“You too.”
Luke walks away and heads to another table, and I direct my attention back to Lily, raising my eyebrows.
“What’s his story?” I ask.
Her face darkens, and her eyebrows lower into a frown. “That’s for him to tell.”
I back off. “Sorry, I just was-”
“Don’t say you’re sorry,” Lily says, but her eyes are thousands of miles away. “It’s just...it’s just something he should say on his own time.”
A blanket of seriousness drapes over us, and I twiddle a warm fry between my fingers. The air is heavy, and even though there are people talking and laughing and enjoying themselves around us, it’s like a switch has been flipped and we’re left alone.
“So my dad is a stock-broker, right?” She looks for confirmation, and I nod. “Well, apparently there’s this thing called day-trading in the stock market. My dad’s pretty good at it.” She makes a face. “Well, he’s actually super good at it.”
“That’s nice,” I murmur. “But where are you going with this?”
“The Jamesons, Whitworths and Blackwaters approached him. They wanted him to day trade some of their companies’ money. You know, the Jameson Automobile Co money. I don’t know how much, but it was a ridiculous amount. My dad refused.”
“Why?”
She shrugs. “Part of the reason we left New York when I was younger was to have a slower lifestyle. Dad’s got enough reserves to keep us going. He wants to retire here soon. He just didn’t want to take on such huge clients...and be responsible for their money.”
“So now they hate him.”
“Hate is a strong word when it comes to The Elites,” Lily says.
“What else could it be?” I bite back too harshly. “Sorry, I’m just angry.”
“It’ll dull over time,” she says, swirling a fry in ketchup. When she pulls it up, the fry sags from the condiment weight. “Trust me, eventually it’ll just feel like a dull ache.”
“So what happened to you?”
She goes silent. A dark shadow crosses her face, and she sips her beer. I have yet to touch the beer. Lily’s hazel eyes snap to mine, and the fury in them surprises me.
“What didn’t they do?” she says bitterly. “It wasn’t like they had any morals or human decency.”
I stay silent. I don’t feel like this is the time to interrupt.
“In the beginning, they toyed with my feelings. They brought me into their inner circle, and I was treated like a friend. Vivan and I actually became super close. Or so I thought. And then Emmett turned his attention on me.”
I watch her quietly, and her fingers start racing up and down the beer glass, wiping away the condensation. She stares at it intensely, like she’s trying to unlock the secrets of the universe.
“I had a crush on him, big time,” she confesses, and there’s color on her cheeks, spreading down her neck. “Like huge. And he knew it. And...he used it against me in the worst possible way.”
Thoughts flash through my head, none of them good. Most of them are worse than the last, and Emmett’s cruelly handsome face mixes among them.
I don’t want to hear what happened. But I do.

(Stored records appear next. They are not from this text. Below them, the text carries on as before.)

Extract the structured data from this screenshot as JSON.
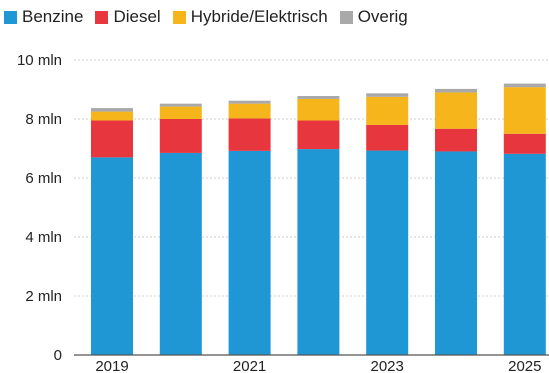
{
  "chart_data": {
    "type": "bar",
    "stacked": true,
    "categories": [
      "2019",
      "2020",
      "2021",
      "2022",
      "2023",
      "2024",
      "2025"
    ],
    "x_tick_labels": [
      "2019",
      "",
      "2021",
      "",
      "2023",
      "",
      "2025"
    ],
    "series": [
      {
        "name": "Benzine",
        "color": "#1f97d4",
        "values": [
          6.7,
          6.85,
          6.92,
          6.98,
          6.93,
          6.9,
          6.82
        ]
      },
      {
        "name": "Diesel",
        "color": "#e8363f",
        "values": [
          1.25,
          1.15,
          1.1,
          0.97,
          0.87,
          0.77,
          0.68
        ]
      },
      {
        "name": "Hybride/Elektrisch",
        "color": "#f7b51c",
        "values": [
          0.3,
          0.42,
          0.5,
          0.73,
          0.95,
          1.23,
          1.58
        ]
      },
      {
        "name": "Overig",
        "color": "#a9a9a9",
        "values": [
          0.12,
          0.1,
          0.1,
          0.1,
          0.12,
          0.12,
          0.12
        ]
      }
    ],
    "y_tick_labels": [
      "0",
      "2 mln",
      "4 mln",
      "6 mln",
      "8 mln",
      "10 mln"
    ],
    "y_tick_values": [
      0,
      2,
      4,
      6,
      8,
      10
    ],
    "ylim": [
      0,
      10
    ],
    "grid": true,
    "legend_position": "top-left",
    "title": "",
    "xlabel": "",
    "ylabel": ""
  }
}
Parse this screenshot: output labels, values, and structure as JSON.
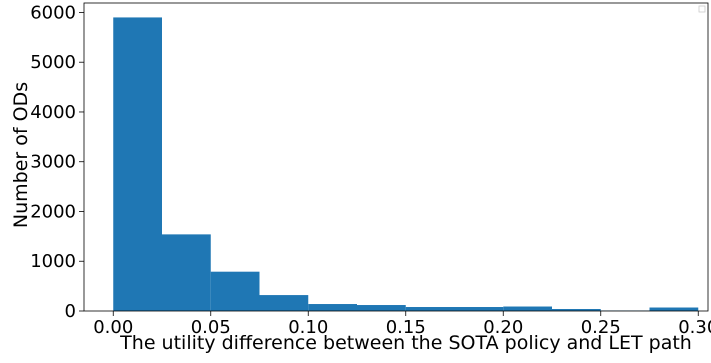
{
  "chart_data": {
    "type": "bar",
    "title": "",
    "xlabel": "The utility difference between the SOTA policy and LET path",
    "ylabel": "Number of ODs",
    "x_bin_edges": [
      0.0,
      0.025,
      0.05,
      0.075,
      0.1,
      0.125,
      0.15,
      0.175,
      0.2,
      0.225,
      0.25,
      0.275,
      0.3
    ],
    "values": [
      5900,
      1540,
      790,
      320,
      140,
      120,
      80,
      80,
      90,
      40,
      10,
      70
    ],
    "xlim": [
      -0.015,
      0.305
    ],
    "ylim": [
      0,
      6190
    ],
    "xticks": [
      0.0,
      0.05,
      0.1,
      0.15,
      0.2,
      0.25,
      0.3
    ],
    "xtick_labels": [
      "0.00",
      "0.05",
      "0.10",
      "0.15",
      "0.20",
      "0.25",
      "0.30"
    ],
    "yticks": [
      0,
      1000,
      2000,
      3000,
      4000,
      5000,
      6000
    ],
    "ytick_labels": [
      "0",
      "1000",
      "2000",
      "3000",
      "4000",
      "5000",
      "6000"
    ],
    "bar_color": "#1f77b4",
    "grid": false,
    "legend_position": "top-right"
  }
}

“And so, basically Emmett invites me to the homecoming dance. I’m like, so excited and happy and I can’t believe it. Vivian and I like, even go dress shopping together. And then the night of the dance, everything just...shatters.”
“What happened?” I ask.
She gives a curt laugh. “What didn’t happen? Emmett and Trey and Vincent start screaming at me. Vivian and Bernadette tear my dress and steal my shoes. Emmett starts kissing Vivian in front of the whole school. When I try and run away, Bernadette grabbed my hair and dragged me to the punch bowl and dunked me in it. But that was only the beginning.”
“Why didn’t the chaperones do anything?” I’m incensed on her behalf – cruel, heartless monsters don’t deserve shit, and The Elites clearly aren’t human. “Why the fuck did anyone let them do that?”
“The school is funded and ran by their families. No one has the balls to go against them. They have ways of ostracizing people and running them out of town. Sometimes, overnight.”